El viernes pasado, el presidente mexicano, Andrés Manuel López Obrador, suscribió un acuerdo que entrega “de manera extraordinaria” a las Fuerzas Armadas las tareas de seguridad pública del país.
Es una militarización del Estado, de hecho y de derecho: no solo durante el gobierno de López Obrador se han asignado al Ejército servicios públicos, como la construcción del nuevo aeropuerto de Santa Lucía, y la prestación de servicios de salud por COVID-19, sino que además ahora militariza la seguridad pública apoyado presuntamente en la Constitución.
Recordemos, al margen, que México es uno de los pocos países en la región que no cuenta con un ministro de las Fuerzas Armadas que sea civil, y que el gobierno no ha establecido mecanismos para garantizar el control civil total sobre los militares (en realidad, el principal y casi único papel de supervisión del Congreso mexicano sobre el Ejército es aprobar su presupuesto), y ni siquiera es posible someterlos al aparato de justicia civil.
El acuerdo de López Obrador es una repetición de las estrategias fallidas de los expresidentes Felipe Calderón y Enrique Peña Nieto, que no redujeron la violencia (más bien lo contrario) y provocaron gravísimas y reiteradas violaciones a los derechos humanos. Así, por ejemplo, desde 2007, la Comisión Nacional de Derechos Humanos (CNDH) ha recibido 10 000 quejas por violaciones de derechos humanos cometidas por miembros del Ejército. Adicionalmente, entre 2007 y junio de 2017, la CNDH emitió 148 recomendaciones dirigidas a las Fuerzas Armadas de México por violaciones graves a los derechos humanos, incluidos casos documentados de tortura, desaparición forzada, ejecuciones extrajudiciales y uso ilegal de la fuerza, entre otras.

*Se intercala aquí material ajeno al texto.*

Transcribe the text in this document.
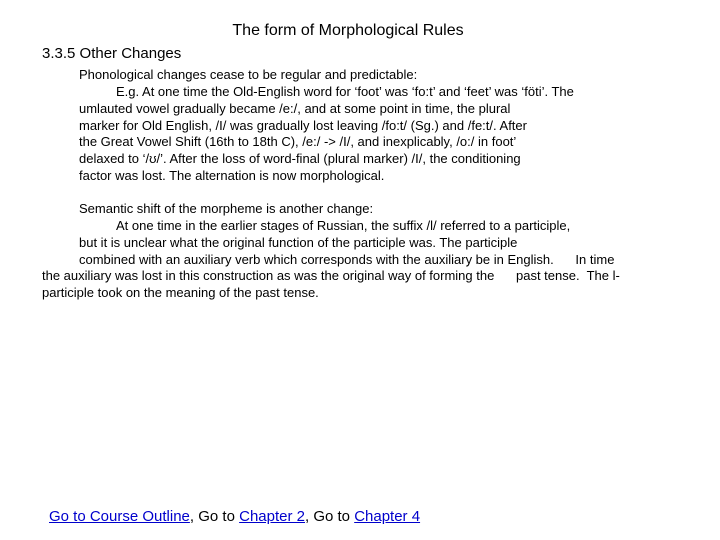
The form of Morphological Rules
3.3.5 Other Changes
Phonological changes cease to be regular and predictable:
E.g. At one time the Old-English word for ‘foot’ was ‘fo:t’ and ‘feet’ was ‘föti’. The
umlauted vowel gradually became /e:/, and at some point in time, the plural
marker for Old English, /I/ was gradually lost leaving /fo:t/ (Sg.) and /fe:t/. After
the Great Vowel Shift (16th to 18th C), /e:/ -> /I/, and inexplicably, /o:/ in foot’
delaxed to ‘/ʊ/’. After the loss of word-final (plural marker) /I/, the conditioning
factor was lost. The alternation is now morphological.
Semantic shift of the morpheme is another change:
At one time in the earlier stages of Russian, the suffix /l/ referred to a participle,
but it is unclear what the original function of the participle was. The participle
combined with an auxiliary verb which corresponds with the auxiliary be in English.      In time
the auxiliary was lost in this construction as was the original way of forming the      past tense.  The l-
participle took on the meaning of the past tense.
Go to Course Outline, Go to Chapter 2, Go to Chapter 4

Tendremos ahora una repetición, con el agravante de que López Obrador tardó año y medio, un cuarto de su administración, para darse cuenta del fracaso de su estrategia de combatir con “besos y abrazos” a los carteles del crimen organizado, y de crear una Guardia Nacional que no ha tenido resultados, más allá de la vergüenza de videos que muestran la corrupción de sus integrantes o cómo estos últimos son apaleados por vecinos soliviantados.
El acuerdo presidencial simula cumplir con la Constitución, pero no señala cómo acatar las obligaciones de fiscalización, regulación y subordinación sobre el Ejército en estas nuevas tareas, obligaciones que la Constitución establece. De esa manera, tendremos un Ejército metido en las calles, deteniendo a civiles y combatiendo a los carteles del crimen, pero sin fiscalización, ni regulación ni mando civil: el escenario ideal para la violación sistemática e impune de los derechos individuales.
Ahora bien, ante el incontenible clima de violencia en el país (con cifras alucinantes como un homicidio cada 15 minutos en promedio), ¿fue esta la mejor decisión que se podía tomar? Probablemente no había otra. Pero también reconozcamos que ni este gobierno ni los anteriores se preocuparon por construir una nueva y mejor solución. Incluso, en campaña, el propio López Obrador e integrantes importantes de su partido, hoy miembros prominentes de su gobierno, del Congreso o de los programas de comunicación oficialistas, criticaron las estrategias de militarización de los anteriores gobiernos, marcharon contra ellas y hasta las impugnaron ante la Justicia. López Obrador prometió además regresar a los militares a su cuartel en seis meses. A cambio, en estos 17 meses de gobierno, no presentó ninguna nueva idea o plan. Todo fue engaño y mero oportunismo político para atacar a los adversarios.
Esto demuestra que a López Obrador y su gente realmente no les molestaba la conducción del país ni las decisiones por parte de Calderón o Peña Nieto y sus equipos. Lo único que querían era ocupar sus puestos y disfrutar sus privilegios.
Al final, la traición política del presidente a sus electores, establece una mayor centralización de las labores de seguridad pública en el Ejército, un nuevo y poco auspicioso arreglo civil-militar en el país, y una inédita concepción del entramado de seguridad nacional, en donde el factor castrense será el eje principal de una renovada visión de poder y control, sin contrapesos, similar a tantos países que cayeron en el llamado socialismo del siglo XXI.
En este escenario, el recargado empoderamiento castrense será clave para fortalecer y retroalimentar el autoritarismo de López Obrador, el cual es cada vez más palpable. De ese modo, una mayor concentración de poder en la persona de López Obrador, ahora con las Fuerzas Armadas como su clientela política, podría servir para imponer fácilmente en México un régimen dictatorial en el mediano plazo, si el presidente quisiera. Y para muchos mexicanos, eso es precisamente lo que López Obrador quiere y hacia allá tiende, sin tregua ni descanso.